An outside world covered in a thin sheet of ice didn’t stop some South Walton restaurants from serving hungry customers.

“I’m a believer in serving guests when they’re hungry and sticking to our hours as much as possible,” said Hanie Nasri, general manager of Marie’s Bistro.

Opening the bistro this morning, there wasn’t any snow to shovel, just a couple of frozen pipes to deal with, Nasri said.

At 723 Whiskey Bravo, Director of Operations of George Barnes said there was some ice around the sidewalks, which they treated with kosher salt.

Business may have been considerably slower due to the cold weather, but as many businesses and schools were closed, residents and visitors were grateful to get out of the house.

“A lot of people have had cabin fever,” Barnes said. “In the last two days everyone has been so appreciative of us staying open.”

With road closures all around Walton County and Destin, employee safety is high on the list of priorities.

“As long as we can get out staff safely here, we’re happy to be open,” Barnes said. “We always put employee safety first.”

Jeff Goodman, owner of Bruno’s Pizza, is a Destin resident, but still made the trek to Seagrove.

“I’ve always been known as that guy that’s always open,” he said. “I’m the idiot that sleeps in the back of the store to make sure the generators are working during a hurricane.”

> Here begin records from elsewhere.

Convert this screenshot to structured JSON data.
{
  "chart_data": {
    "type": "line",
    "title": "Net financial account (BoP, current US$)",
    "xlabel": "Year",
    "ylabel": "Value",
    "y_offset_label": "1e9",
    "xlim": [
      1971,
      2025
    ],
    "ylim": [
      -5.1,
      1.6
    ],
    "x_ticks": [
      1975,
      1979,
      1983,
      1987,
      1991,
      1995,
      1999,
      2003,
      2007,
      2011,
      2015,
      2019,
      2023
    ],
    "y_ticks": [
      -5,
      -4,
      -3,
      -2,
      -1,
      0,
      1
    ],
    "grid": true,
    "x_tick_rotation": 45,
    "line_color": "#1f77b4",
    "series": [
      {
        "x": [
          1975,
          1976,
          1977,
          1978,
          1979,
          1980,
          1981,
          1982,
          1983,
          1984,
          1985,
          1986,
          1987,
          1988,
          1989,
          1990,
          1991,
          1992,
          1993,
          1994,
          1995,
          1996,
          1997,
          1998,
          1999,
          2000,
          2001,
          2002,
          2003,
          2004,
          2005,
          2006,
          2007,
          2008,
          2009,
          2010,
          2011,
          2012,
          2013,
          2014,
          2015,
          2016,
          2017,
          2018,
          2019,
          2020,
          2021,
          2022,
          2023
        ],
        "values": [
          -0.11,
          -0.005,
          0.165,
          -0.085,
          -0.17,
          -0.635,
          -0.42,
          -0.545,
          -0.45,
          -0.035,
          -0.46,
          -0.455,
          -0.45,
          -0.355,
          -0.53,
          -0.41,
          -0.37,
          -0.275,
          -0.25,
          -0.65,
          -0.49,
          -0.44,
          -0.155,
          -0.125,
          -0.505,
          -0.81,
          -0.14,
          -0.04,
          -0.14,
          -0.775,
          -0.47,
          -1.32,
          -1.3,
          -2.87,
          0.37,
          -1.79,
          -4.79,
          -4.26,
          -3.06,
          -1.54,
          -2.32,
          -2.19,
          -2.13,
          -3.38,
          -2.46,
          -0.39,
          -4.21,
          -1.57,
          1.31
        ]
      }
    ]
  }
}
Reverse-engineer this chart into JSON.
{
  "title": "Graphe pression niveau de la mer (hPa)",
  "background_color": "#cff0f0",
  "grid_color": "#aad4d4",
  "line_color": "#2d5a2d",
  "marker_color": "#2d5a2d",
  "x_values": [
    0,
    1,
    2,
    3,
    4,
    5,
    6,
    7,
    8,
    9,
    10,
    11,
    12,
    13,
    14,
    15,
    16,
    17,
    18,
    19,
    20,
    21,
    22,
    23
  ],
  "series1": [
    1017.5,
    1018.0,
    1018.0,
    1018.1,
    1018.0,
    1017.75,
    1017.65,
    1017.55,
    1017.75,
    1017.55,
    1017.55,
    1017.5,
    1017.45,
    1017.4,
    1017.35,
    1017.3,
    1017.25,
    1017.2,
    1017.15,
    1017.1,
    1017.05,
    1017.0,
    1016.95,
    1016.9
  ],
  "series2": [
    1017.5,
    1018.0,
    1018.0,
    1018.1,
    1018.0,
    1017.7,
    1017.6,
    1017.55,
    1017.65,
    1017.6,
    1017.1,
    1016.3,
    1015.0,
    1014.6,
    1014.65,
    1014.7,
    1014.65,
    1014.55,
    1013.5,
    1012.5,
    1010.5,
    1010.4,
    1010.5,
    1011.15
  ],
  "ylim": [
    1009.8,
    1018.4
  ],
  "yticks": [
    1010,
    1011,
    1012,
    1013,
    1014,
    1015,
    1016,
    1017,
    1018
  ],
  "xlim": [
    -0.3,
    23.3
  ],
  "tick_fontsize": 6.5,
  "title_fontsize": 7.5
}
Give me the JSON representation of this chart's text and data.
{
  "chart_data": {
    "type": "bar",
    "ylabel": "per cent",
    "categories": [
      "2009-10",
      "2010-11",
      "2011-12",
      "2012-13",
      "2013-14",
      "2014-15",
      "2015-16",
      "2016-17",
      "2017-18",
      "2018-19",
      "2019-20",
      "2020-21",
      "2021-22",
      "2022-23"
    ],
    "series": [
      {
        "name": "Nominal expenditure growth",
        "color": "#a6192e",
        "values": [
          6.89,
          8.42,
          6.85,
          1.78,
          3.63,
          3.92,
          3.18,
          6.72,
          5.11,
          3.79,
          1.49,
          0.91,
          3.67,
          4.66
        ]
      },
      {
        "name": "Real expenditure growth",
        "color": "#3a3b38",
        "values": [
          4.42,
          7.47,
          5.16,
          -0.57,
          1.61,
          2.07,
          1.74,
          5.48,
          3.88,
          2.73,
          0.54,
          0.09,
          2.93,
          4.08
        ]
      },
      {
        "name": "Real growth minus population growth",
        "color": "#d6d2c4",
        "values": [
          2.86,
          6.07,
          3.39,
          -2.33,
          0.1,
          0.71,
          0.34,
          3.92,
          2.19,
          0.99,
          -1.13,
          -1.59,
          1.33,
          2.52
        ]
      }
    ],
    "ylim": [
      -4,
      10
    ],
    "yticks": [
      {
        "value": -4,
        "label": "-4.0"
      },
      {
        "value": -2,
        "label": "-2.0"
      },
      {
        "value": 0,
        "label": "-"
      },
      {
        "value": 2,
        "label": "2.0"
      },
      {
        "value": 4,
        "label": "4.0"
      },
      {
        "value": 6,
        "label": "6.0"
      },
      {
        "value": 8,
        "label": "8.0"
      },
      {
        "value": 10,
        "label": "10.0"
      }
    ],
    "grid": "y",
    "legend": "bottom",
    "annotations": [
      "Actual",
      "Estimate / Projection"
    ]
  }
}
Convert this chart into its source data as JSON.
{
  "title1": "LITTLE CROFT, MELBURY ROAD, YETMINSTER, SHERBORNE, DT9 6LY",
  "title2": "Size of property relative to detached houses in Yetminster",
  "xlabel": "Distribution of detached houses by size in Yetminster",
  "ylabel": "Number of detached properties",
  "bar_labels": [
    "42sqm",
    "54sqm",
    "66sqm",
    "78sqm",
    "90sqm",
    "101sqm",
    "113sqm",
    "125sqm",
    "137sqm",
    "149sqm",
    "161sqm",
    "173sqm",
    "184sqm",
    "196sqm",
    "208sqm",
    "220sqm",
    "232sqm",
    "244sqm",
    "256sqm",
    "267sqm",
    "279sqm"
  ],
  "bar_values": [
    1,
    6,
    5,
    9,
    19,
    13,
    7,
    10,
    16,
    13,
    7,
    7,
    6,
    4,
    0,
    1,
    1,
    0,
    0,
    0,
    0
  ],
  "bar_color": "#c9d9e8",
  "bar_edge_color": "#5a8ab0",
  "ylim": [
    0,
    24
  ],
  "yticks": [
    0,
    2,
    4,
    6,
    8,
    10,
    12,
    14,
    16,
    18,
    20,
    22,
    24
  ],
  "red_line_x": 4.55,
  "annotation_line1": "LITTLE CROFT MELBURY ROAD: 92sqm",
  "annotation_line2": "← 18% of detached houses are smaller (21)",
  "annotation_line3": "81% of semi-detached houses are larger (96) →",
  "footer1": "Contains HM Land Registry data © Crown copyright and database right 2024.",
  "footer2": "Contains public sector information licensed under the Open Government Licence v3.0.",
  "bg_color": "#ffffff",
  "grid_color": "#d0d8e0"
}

While it was a slippery commute to work, Goodman said he felt comfortable sending delivery drivers along 30A. However, we has surprised that there were more pick-up orders than deliveries.

“People have been stuck in the house all day with the kids, they were probably happy to get out,” he said.

In his 20-plus years in business, Goodman said he’s never seen weather this cold and icy in South Walton.

“Maybe the last time was Christmastime, 1989. It snowed in Fort Walton Beach,” he recalled.

So what do people eat when they’re cold? At 723 Whiskey Bravo, hot soup has been a big seller, also comfort food dishes such as red beans and rice and crawfish etouffee.

When the weather takes a turn for the worst, Goodman says he always sees an increase in business.

“Nothing’s better than hot pizza on a cold, beach day,” he said.